Union Pacific Chief Young Sees `Elongated' Economic Rebound

Union Pacific Corp., which transports Asian auto imports, expects an “elongated” economic recovery, Chief Executive Officer Jim Young said.

“We’ve still got a ways to go,” he said yesterday in an interview at Bloomberg’s New York office. “It’ll be a positive slope in terms of recovery, but I think it’s going to be very much elongated compared with anything we’ve seen before.”

U.S. railroads’ cargo volume has increased during the past year, after plummeting beginning in 2008’s fourth quarter. The rebound is an indicator of the wider rebound, Young said.

“We’re a darn good barometer of the economy,” said Young, whose Omaha, Nebraska-based company has the largest locomotive fleet among U.S. railroads.

Union Pacific’s shipments that move by a combination of rail, truck and ship, which include consumer goods such as furniture, have risen 24 percent this year, according to the Association of American Railroads.
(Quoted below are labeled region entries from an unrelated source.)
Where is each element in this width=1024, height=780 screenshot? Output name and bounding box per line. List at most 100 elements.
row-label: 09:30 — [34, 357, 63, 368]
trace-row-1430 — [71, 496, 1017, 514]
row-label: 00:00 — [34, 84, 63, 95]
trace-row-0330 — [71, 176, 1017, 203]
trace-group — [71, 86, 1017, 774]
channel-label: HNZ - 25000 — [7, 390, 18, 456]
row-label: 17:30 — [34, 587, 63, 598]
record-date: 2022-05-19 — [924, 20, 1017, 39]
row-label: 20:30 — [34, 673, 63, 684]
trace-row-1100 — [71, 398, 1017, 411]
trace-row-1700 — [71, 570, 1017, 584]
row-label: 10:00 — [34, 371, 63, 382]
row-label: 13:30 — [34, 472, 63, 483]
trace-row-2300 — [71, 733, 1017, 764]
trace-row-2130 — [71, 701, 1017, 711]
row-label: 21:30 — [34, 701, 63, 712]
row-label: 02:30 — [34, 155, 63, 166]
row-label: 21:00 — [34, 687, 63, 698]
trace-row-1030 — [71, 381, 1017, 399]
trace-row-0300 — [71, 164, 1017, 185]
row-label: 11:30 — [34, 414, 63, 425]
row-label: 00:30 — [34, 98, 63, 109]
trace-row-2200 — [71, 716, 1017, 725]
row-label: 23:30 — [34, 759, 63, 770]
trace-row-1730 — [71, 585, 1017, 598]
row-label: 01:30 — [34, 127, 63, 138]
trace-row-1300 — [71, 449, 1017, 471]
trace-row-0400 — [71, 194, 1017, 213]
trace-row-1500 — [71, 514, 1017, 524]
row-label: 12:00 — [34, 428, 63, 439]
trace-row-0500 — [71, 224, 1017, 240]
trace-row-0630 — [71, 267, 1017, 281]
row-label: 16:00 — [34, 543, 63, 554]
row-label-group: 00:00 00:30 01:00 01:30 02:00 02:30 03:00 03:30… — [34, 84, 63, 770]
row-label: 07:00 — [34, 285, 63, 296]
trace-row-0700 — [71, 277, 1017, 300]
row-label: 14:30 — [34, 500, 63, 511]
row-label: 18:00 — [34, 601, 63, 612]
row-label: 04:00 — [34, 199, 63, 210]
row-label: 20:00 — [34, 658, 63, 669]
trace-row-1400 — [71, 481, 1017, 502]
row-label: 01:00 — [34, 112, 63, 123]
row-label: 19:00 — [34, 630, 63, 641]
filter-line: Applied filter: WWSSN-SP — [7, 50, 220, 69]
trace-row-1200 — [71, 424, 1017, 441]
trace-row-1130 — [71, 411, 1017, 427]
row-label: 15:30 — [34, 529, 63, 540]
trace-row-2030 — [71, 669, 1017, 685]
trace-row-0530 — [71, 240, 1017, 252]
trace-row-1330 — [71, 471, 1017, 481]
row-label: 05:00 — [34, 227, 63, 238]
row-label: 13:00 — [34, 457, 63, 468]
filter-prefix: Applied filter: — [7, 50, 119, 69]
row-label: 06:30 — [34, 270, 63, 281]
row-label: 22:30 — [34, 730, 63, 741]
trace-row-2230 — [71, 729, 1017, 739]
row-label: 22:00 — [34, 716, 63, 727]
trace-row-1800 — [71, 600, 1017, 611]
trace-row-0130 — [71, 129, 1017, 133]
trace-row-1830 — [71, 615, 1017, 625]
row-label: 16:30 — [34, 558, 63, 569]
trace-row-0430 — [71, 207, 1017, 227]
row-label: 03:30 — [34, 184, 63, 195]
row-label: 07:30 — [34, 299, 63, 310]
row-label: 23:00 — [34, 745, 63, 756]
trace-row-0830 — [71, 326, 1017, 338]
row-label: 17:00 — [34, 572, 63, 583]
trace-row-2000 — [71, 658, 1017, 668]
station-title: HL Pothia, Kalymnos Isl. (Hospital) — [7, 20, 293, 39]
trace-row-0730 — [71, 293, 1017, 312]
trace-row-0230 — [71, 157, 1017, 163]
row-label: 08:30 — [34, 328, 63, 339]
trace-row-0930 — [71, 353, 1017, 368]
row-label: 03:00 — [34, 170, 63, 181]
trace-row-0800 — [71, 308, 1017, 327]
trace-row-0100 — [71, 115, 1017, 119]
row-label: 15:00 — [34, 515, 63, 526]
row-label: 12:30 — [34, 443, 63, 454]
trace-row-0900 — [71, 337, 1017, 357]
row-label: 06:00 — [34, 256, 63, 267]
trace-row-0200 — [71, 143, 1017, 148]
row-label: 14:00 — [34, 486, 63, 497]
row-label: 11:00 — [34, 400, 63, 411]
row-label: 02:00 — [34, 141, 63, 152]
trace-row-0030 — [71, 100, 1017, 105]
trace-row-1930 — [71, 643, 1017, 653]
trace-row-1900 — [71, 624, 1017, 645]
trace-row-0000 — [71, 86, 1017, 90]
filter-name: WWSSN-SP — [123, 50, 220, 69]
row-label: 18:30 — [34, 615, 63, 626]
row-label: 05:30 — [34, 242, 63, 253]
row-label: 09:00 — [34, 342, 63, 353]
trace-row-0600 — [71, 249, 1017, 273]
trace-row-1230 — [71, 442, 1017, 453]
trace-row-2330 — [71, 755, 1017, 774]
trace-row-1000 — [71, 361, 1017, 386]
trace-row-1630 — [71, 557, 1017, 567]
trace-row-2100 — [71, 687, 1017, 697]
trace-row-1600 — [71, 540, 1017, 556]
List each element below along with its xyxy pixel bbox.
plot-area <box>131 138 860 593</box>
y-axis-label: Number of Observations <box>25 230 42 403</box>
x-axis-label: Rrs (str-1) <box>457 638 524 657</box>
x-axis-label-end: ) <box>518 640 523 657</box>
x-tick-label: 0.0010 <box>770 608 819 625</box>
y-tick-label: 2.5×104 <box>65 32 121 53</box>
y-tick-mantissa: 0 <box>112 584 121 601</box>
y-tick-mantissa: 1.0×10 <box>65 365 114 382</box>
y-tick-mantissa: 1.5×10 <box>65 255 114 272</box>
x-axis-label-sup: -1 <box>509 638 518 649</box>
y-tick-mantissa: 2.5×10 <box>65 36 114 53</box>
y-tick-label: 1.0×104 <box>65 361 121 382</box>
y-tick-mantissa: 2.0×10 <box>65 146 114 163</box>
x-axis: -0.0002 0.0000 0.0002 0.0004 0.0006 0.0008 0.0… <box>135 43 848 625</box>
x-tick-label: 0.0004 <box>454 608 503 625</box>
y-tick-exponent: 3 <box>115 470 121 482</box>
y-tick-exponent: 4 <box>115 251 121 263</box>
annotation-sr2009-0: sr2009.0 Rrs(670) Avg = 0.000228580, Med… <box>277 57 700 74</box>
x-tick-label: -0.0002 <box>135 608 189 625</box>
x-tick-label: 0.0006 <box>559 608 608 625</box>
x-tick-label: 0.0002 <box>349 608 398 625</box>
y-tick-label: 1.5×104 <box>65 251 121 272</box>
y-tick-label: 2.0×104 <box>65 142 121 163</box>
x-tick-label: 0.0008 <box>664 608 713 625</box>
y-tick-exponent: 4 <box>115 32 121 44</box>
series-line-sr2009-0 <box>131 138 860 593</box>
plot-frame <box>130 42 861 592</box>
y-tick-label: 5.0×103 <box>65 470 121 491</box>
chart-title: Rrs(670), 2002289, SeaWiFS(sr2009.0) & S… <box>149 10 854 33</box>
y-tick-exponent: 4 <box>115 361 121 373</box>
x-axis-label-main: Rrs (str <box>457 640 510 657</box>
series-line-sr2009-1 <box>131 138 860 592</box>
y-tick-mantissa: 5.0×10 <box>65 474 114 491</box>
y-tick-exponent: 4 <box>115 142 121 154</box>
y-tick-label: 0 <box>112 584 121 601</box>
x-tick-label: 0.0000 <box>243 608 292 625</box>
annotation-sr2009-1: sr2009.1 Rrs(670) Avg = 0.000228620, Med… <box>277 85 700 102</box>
That’s the most among the four largest U.S. railroads.

The company’s volume of other goods has climbed 9.3 percent, including a 67 percent increase in automotive shipments, which account for 6 percent of sales.

Burlington Northern Santa Fe Corp., which competes with Union Pacific in the western half of the U.S., had increases of 0.6 percent for rail-truck-ship cargo and 5.3 percent for other shipments. Burlington Northern is owned by Warren Buffett’s Berkshire Hathaway Inc.

Young, 57, credited his company’s efforts to improve service for outpacing Burlington Northern in shipment gains. He has been chief executive since January 2006.

Share Performance

Union Pacific gained $2.41 or 3.3 percent, to $75.15 at 4:15 p.m. yesterday in New York Stock Exchange composite trading. The shares have risen 18 percent this year, the most among the three companies in the Standard & Poor’s rail index.

The rail index has advanced 16 percent, while the S&P 500 has increased less than 1 percent.

Young said that his company will use its cash for capital spending and that he’s not considering any acquisitions. Union Pacific raised its quarterly dividend 22 percent in May.

“When I think about investment, what you want to do with cash, for us it’s putting a lot of the dollars back into the business,” he said.

The company remains cautious about spending, Young said. Union Pacific still has about 3,300 laid-off employees, down from a peak of about 5,300, he said.

Credit Concern

Young said he doesn’t expect Union Pacific to be directly affected by the European economic crisis. He said his biggest concern is that it may tighten credit access for the railroad’s smaller customers.

“The credit availability to that mid-to-small customer has been a challenge for a long time,” Young said.

UBS Securities analyst Rick Paterson estimated in a June 10 report that about 10 percent to 15 percent of Union Pacific’s business is affected by overseas markets, primarily because of agriculture shipments. Paterson, who is based in New York, rates the company’s shares “neutral.”